Health authorities agree that Americans' current habit of consuming an average of 22 teaspoons, or 110 grams, of sugar per day is too much. The American Heart Association suggests that women consume no more than 6 teaspoons (30 grams) a day, and men limit themselves to 9 teaspoons (45 grams) a day.
I doubt I'm consuming 22 teaspoons a day — I'm not a soda drinker, nor do I binge on cookies or ice cream. But regardless of whether the quantity you consume is excessive by these standards, if you're like me, the frequency and strength of the sugar cravings alone may be enough to drive you to seek help.When I eat sugar, I can feel something devilish turn on in my brain: a voice saying, "More, more, more."
So I asked Gearhardt and Prager for their tips on how to conquer sugar cravings. I also referred to Avena and Talbott's book, Why Diets Fail. Many of their tips overlapped, so I've compiled them here.
- If you think you are highly sensitive to sugar, then trying to have just a little may be worse than having none at all, because it could keep the sensitivity alive, says Prager. Instead, try to eliminate it entirely for at least three weeks to see if the cravings fade.
- When embarking on a sugar-free mission, try to keep the long-term goals at the forefront of your mind. Keep reminding yourself of how much you'll enjoy feeling stronger and healthier, or how you'll enjoy better-fitting clothes.
- Take a week or two to monitor exactly when the cravings hit. Then figure out what the cues are — like stress, boredom, emotional downers or the need for a distraction.
- In these moments when the cravings hit, pause and think about what you need or do not need to eat at the moment. Are you actually hungry? Can you fulfill the need another way, like taking a quick walk?
- Find new foods that are rewarding, like new kinds of nuts and fruits, and keep them around. "Our environment always shoves in our face hyper-rewarding foods, and we can't control that," says Gearhardt. "We can keep foods we do like around, so that if we find ourselves in a bad mood, with cravings, we're not setting ourselves up to fail."
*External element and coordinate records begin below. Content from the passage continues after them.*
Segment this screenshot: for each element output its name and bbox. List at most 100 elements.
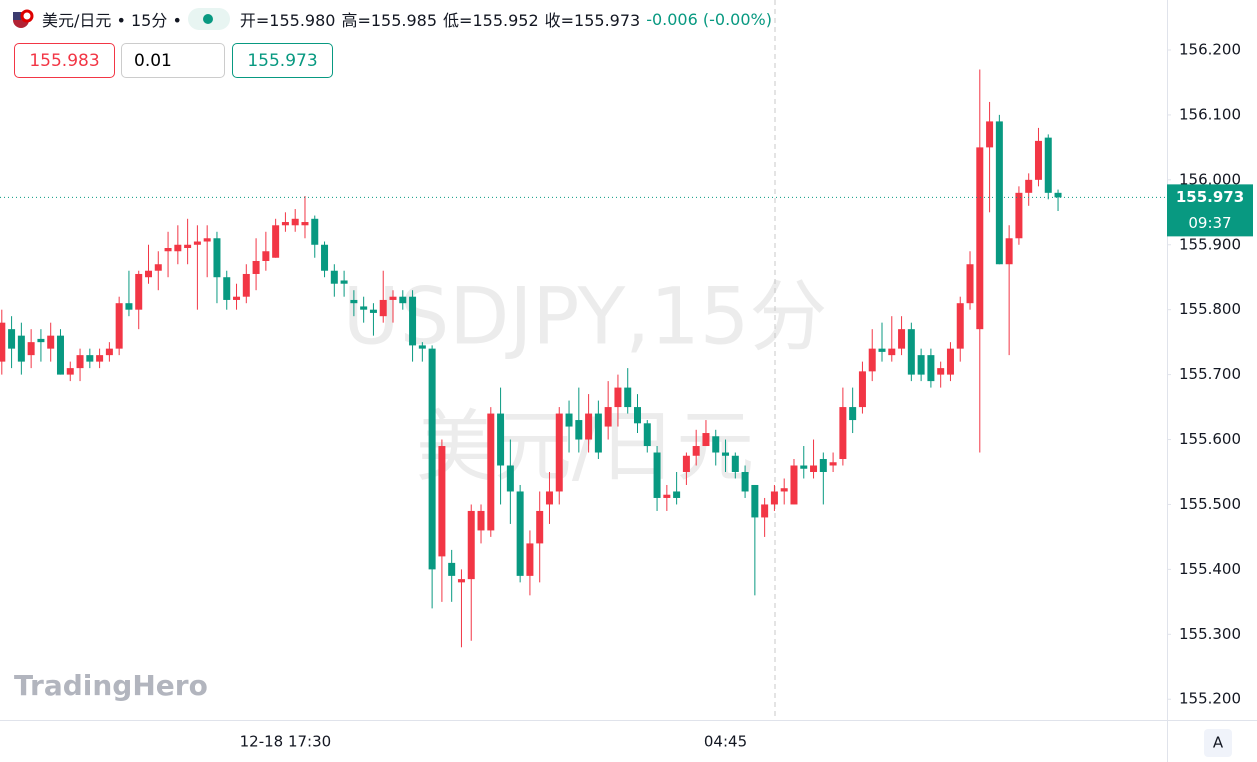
- candle-body: [164, 248, 172, 252]
- candle-body: [340, 280, 348, 284]
- candle-body: [673, 491, 681, 498]
- candle-body: [506, 465, 514, 492]
- candle-body: [174, 244, 182, 252]
- candle-body: [966, 264, 974, 304]
- candle-body: [790, 465, 798, 505]
- candle-body: [702, 433, 710, 447]
- candle-body: [184, 244, 192, 249]
- axis-button[interactable]: [1204, 729, 1232, 757]
- flag: [13, 9, 34, 28]
- candle-body: [497, 413, 505, 466]
- sell-button[interactable]: 155.983: [14, 43, 115, 78]
- candle-body: [751, 484, 759, 518]
- candle-body: [262, 251, 270, 261]
- candle-body: [438, 446, 446, 557]
- countdown-label: 09:37: [1188, 214, 1231, 232]
- candle-body: [536, 510, 544, 544]
- candle-body: [203, 238, 211, 242]
- change: -0.006 (-0.00%): [646, 9, 772, 29]
- candle-body: [17, 335, 25, 362]
- candle-body: [272, 225, 280, 258]
- candle-body: [311, 218, 319, 245]
- candle-body: [995, 121, 1003, 265]
- candle-body: [917, 355, 925, 375]
- candle-body: [1005, 238, 1013, 265]
- candle-body: [819, 459, 827, 472]
- candle-body: [145, 270, 152, 278]
- candle-body: [467, 510, 475, 580]
- candle-body: [722, 452, 730, 456]
- candle-body: [653, 452, 661, 498]
- candle-body: [154, 264, 162, 271]
- candle-body: [330, 270, 338, 284]
- candle-body: [193, 241, 201, 245]
- y-tick-label: 155.500: [1179, 495, 1241, 513]
- candle-body: [545, 491, 553, 505]
- candle-body: [956, 303, 964, 349]
- candle-body: [369, 309, 377, 313]
- candle-body: [878, 348, 886, 352]
- candle-body: [663, 494, 671, 498]
- candle-body: [105, 348, 113, 356]
- candle-body: [360, 306, 368, 310]
- candle-body: [643, 423, 651, 447]
- candle-body: [946, 348, 954, 375]
- candle-body: [321, 244, 329, 271]
- candle-body: [575, 420, 583, 440]
- candle-body: [858, 371, 866, 408]
- candle-body: [594, 413, 602, 453]
- candle-body: [1054, 192, 1062, 198]
- y-tick-label: 155.200: [1179, 690, 1241, 708]
- candle-body: [565, 413, 573, 427]
- candle-body: [379, 299, 387, 317]
- candle-body: [477, 510, 485, 531]
- y-tick-label: 156.000: [1179, 170, 1241, 188]
- candle-body: [731, 455, 739, 472]
- candle-body: [233, 296, 241, 300]
- candle-body: [66, 368, 74, 375]
- candle-body: [86, 355, 94, 362]
- candle-body: [457, 579, 465, 583]
- candle-body: [1044, 137, 1052, 193]
- candle-body: [829, 462, 837, 466]
- header: 美元/日元 • 15分 • 开=155.980 高=155.985 低=155.…: [12, 7, 778, 31]
- y-tick-label: 155.900: [1179, 235, 1241, 253]
- candle-body: [56, 335, 64, 375]
- candle-body: [428, 348, 436, 570]
- candle-body: [252, 260, 260, 274]
- candle-body: [27, 342, 35, 356]
- ohlc-close: 收=155.973: [544, 11, 641, 30]
- candle-body: [1034, 140, 1042, 180]
- candle-body: [634, 407, 641, 424]
- candle-body: [96, 355, 104, 362]
- last-price-tag: [1167, 184, 1253, 237]
- watermark-name: 美元/日元: [416, 402, 754, 492]
- candle-body: [555, 413, 563, 492]
- axis-button-label[interactable]: A: [1213, 734, 1224, 752]
- candle-body: [682, 455, 690, 472]
- logo: TradingHero: [14, 669, 208, 702]
- x-tick-label: 12-18 17:30: [240, 733, 332, 751]
- buy-button[interactable]: 155.973: [232, 43, 333, 78]
- candle-body: [487, 413, 495, 531]
- y-tick-label: 155.600: [1179, 430, 1241, 448]
- last-price-label: 155.973: [1176, 188, 1244, 206]
- candle-body: [692, 446, 700, 456]
- ohlc-open: 开=155.980: [239, 11, 336, 30]
- candle-body: [849, 407, 857, 421]
- candle-body: [780, 488, 788, 492]
- candle-body: [761, 504, 769, 518]
- candle-body: [125, 303, 133, 310]
- candle-body: [907, 329, 915, 375]
- candle-body: [291, 218, 299, 226]
- quantity-input[interactable]: 0.01: [121, 43, 225, 78]
- plot: [0, 69, 1167, 648]
- y-tick-label: 156.200: [1179, 40, 1241, 58]
- candle-body: [8, 329, 16, 349]
- candle-body: [135, 273, 143, 310]
- candle-body: [614, 387, 622, 408]
- y-tick-label: 155.800: [1179, 300, 1241, 318]
- ohlc-low: 低=155.952: [443, 11, 539, 30]
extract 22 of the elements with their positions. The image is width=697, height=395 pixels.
- Exercise. A recent brain imaging study found that cardiovascular activity may repair the part of the brain affected by food addiction. It also found that people who exercise regularly had a lower "reward response" to images of palatable food.
Still, these strategies may not work for everyone. If you feel like you're white-knuckling it and it's just too hard, Geardhardt recommends seeking professional help from food addiction specialists.